É preciso dar razão a Zé Neto, pois os recursos utilizados por muitas prefeituras para bancar apresentações de sertanejos é dinheiro público, . Caso o cantor não tivesse dado eco ao discurso tacanho e preconceituoso do presidente Jair Bolsonaro, talvez o dinheiro fácil continuaria a pingar aos bolhões nos bolsos dos sertanejos.

Como afirmamos em matéria anterior, o uso de dinheiro público para custear apresentações de cantores sertanejos deveria ser investigado muito além da polêmica, com a qual Anitta soube lidar com a necessária frieza.

Os efeitos colaterais do imbróglio acabaram abrindo a “caixa de Pandora” e alcançando o cantor Gusttavo Lima, que teve cancelado um show contratado por R$ 1,2 milhão pela Prefeitura de Conceição do Mato Dentro (MG), que pretendia usar recursos de Compensação Financeira pela Exploração Mineral (CFEM), que só podem ser empregados em saúde, educação e infraestrutura.

Ocupando o terceiro lugar no ranking da CFEM, o município de Conceição do Mato Dentro recebeu R$ 387 milhões a título de contrapartida em 2021. Localizada a 160km da capital mineira, a cidade tem 17.908 habitantes, sendo que 12.373 estão inscritos no Cadastro Único (CadÚnico), que reúne dados sobre famílias brasileiras de baixa renda. Do total dos inscritos no CadÚnico, 6.868 estão em situação de extrema pobreza, com renda de até R$ 100 por mês, e aproximadamente 1.300 estão em situação de pobreza, com renda mensal de R$200.

 
O prefeito Conceição do Mato Dentro, José Fernando Aparecido de Oliveira (MDB), afirmou em vídeo publicado nas redes sociais que a polêmica é fruto de “guerra política e partidária”. O prefeito confirmou na publicação que estão canceladas as apresentações de Gusttavo Lima e da dupla Bruno e Marrone.

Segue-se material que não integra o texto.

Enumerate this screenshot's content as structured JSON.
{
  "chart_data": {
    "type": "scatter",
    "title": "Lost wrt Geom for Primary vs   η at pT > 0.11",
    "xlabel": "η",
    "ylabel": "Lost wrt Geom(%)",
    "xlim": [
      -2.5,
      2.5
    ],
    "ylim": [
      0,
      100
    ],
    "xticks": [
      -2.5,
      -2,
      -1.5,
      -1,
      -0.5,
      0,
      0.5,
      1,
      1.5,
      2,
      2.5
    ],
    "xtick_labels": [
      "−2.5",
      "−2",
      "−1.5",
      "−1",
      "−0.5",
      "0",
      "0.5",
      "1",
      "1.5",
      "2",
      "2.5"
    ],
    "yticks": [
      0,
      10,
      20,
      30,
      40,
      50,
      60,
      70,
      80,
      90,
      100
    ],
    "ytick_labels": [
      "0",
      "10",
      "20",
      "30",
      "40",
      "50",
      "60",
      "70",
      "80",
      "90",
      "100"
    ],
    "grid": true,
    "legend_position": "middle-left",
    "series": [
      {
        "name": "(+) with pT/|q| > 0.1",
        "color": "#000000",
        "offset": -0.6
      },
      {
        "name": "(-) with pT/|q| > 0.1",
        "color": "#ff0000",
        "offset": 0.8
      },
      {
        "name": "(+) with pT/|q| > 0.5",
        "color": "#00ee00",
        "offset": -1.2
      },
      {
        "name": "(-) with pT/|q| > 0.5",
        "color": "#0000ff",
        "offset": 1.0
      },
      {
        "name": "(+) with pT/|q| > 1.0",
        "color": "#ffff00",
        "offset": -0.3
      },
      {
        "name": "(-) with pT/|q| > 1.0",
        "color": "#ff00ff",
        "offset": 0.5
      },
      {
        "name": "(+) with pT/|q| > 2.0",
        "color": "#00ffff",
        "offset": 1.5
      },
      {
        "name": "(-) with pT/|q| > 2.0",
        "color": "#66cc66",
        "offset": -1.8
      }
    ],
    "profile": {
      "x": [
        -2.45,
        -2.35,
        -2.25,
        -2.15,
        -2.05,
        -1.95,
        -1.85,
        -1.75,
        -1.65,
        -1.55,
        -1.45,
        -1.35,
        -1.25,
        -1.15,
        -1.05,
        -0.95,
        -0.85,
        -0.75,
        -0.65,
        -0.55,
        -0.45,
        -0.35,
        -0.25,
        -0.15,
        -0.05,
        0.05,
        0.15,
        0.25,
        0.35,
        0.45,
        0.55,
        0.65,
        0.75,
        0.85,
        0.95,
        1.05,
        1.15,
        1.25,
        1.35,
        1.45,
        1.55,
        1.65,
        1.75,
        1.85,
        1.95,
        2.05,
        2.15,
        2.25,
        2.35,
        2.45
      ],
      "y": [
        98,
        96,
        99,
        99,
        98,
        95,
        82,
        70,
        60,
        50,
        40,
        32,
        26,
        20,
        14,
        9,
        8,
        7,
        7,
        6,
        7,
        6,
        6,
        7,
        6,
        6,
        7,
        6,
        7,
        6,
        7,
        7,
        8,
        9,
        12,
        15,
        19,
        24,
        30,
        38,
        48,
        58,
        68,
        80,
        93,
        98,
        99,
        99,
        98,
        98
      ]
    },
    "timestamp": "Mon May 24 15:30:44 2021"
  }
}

Gusttavo Lima, por sua vez, como forma de baixar a fervura, afirmou: “Não compactuo com uso de dinheiro público, tenho meus impostos em dia”. O cantor disse também que não cabe a ele fiscalizar a origem dos recursos usados por prefeituras na contratação de shows.

Quem não compactua com o uso do dinheiro público não deveria aceitar ser contratado por prefeituras à sombra de cachês milionários. Bastaria se negar qualquer relação com órgão públicos, optar por realizar shows sem a interferência do Estado ou recorrer à Lei Rouanet, que exige do artista a apresentação de projeto detalhado, o cumprimento de várias etapas e a prestação de contas.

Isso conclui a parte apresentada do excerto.